I woke up this morning to an email from MySpace – they’re featuring my blog on their Our Planet channel: http://www.myspace.com/ourplanet. Many thanks to MySpace for sharing these stories and helping spread awareness about polar bears and how we can all help preserve the Arctic region.
Also, big thanks to Chuck (Dr. Jonkel), Shannon, Matt and everyone at The Great Bear Foundation for the amazing experience and sharing their wealth of knowledge.
The main reason I spent 8 days on planes, buses, and trains, traveling to the Arctic was to experience first-hand the affects of climate change on polar bears and Arctic ecology. It seems awareness of climate change has increased and more and more people know that the survival of polar bears is threatened, but it can still feel like “a problem over there” — not part of our day to day consciousness. I don’t believe this is malicious, it just isn’t top-of-mind for many people, most of the time. I live in LA where it’s 73 degrees and beautiful almost every day of the year. It’s hard to expect everyone in LA to think about ice caps melting and polar bears heading toward extinction, on a day to day basis. People all over the world are consumed with their own survival, happiness, and daily responsibilities – global warming is not top-of-mind, even though they’re aware of it.
The thing to remember is that it’s all connected. The way we live, wherever we live, has an impact on the environment as a whole, which in turn has an impact on us. Dr. Jonkel (Chuck) reminded us that people are wasting time debating whether Global Warming is something people are causing or just “part of mother nature’s natural cycle.” He encouraged us to recognize that both points of view are valid – some of the climate change we see is mother nature “doing her thing” AND some of it is caused or accelerated by what we’re doing. All Chuck asked of us is that we help the part that we can control – the impact we have on the earth and the things we can do to minimize that.
Several groups have put together lists of simple steps to combat global warming in our everyday life. Stop Global Warming has a great list: http://www.stopglobalwarming.org/sgw_actionitems.asp
The NRDC is also doing work on climate change: http://www.nrdc.org/globalwarming/default.asp
Global Warming Solution is a Missoula, Montana based organization founded by a Great Bear alum. Their executive summary is really helpful:
Global Warming Initiatives, Inc is a really cool company that helps businesses to reduce their carbon footprint while at the same time saving money on energy efficiency:
The lists of simple steps are great in that they are easy to achieve and anybody can do things like switch to energy efficient light bulbs, etc. And if we get enough people to do these things, we can make a difference.

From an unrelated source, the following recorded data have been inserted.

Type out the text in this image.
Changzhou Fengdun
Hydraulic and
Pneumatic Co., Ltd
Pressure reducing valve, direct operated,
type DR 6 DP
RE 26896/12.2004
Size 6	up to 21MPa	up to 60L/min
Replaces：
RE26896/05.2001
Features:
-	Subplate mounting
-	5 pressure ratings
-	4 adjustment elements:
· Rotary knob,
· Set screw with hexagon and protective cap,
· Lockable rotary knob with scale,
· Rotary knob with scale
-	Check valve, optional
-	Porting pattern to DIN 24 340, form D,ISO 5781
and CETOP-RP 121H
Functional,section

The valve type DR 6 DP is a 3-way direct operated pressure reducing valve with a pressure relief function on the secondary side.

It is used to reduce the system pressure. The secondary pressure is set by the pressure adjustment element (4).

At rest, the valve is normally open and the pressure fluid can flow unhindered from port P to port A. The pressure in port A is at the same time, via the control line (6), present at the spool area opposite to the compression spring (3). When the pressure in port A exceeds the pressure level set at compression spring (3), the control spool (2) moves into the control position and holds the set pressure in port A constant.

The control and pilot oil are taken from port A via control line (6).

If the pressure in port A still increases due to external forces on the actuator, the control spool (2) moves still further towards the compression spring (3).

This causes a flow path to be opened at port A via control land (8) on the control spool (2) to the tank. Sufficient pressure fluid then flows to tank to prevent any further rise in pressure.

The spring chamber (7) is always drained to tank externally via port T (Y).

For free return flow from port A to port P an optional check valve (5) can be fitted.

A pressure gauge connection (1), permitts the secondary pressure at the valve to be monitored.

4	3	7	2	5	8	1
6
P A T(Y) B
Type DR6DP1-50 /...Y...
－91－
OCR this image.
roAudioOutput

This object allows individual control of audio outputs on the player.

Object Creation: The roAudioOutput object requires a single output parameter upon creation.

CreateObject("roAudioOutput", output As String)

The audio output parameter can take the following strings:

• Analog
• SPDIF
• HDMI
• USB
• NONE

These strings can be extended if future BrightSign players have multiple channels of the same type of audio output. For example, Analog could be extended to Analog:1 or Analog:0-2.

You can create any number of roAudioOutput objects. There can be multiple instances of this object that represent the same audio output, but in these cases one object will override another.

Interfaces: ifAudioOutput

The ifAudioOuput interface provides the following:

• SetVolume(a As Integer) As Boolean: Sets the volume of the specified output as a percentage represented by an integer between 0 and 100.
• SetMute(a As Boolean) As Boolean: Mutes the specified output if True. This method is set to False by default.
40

We can also support initiatives like the Western Climate Change Initiative:
This is an alliance of seven western states and two canadian provinces working on ways to reduce greenhouse gas emissions.
We can pressure our schools, workplaces, and local and state governments to conduct greenhouse gas inventories, to determine how much impact they are having and how they can reduce that impact. It often saves money in the long run on energy costs.
The bumper sticker, “think globally, act locally” has never meant as much as it does today. The average meal travels 1,500 miles to our dinner plates, consuming fossil fuels for transport, processing, refrigeration, etc. One of the biggest changes we can make in our everyday lives is to buy locally, eat locally, and eat seasonally. By gardening or participating in CSA’s, we not only reduce the fossil fuels used to feed ourselves, but the plants we grow also help to produce clean air and to sequester carbon. Can or dry the extra food from your harvest, and you can eat your bounty year round. Grow squashes, potatoes, and other hardy vegetables that can grow late in the season and keep throughout the winter.
Chuck would say that one of the most important things we can do is to raise awareness of the polar regions. There are few people living up there, and their voices are rarely heard. Most people think of the north as a barren waste of ice. The more people learn about the Arctic, the more they will care about it. That’s the point of Chuck’s “Learning to Talk Arctic” lecture. As people become more familiar with the polar regions, they will care more.
I fell in love with polar bears during this trip. I stood 30 feet away from them and watched in awe as they played, searched for alternative food sources, and walked across the ice with power and grace. I think about them every time I put gas in my car or ask a business to turn off the air conditioning when it’s cold outside (and inside). I think about the collective positive impact we can have by taking simple steps in our own lives and educating (and sometimes pressuring) business owners to make positive changes. And then I do everything I can to help ensure the survival of polar bears and make a positive impact on the Earth.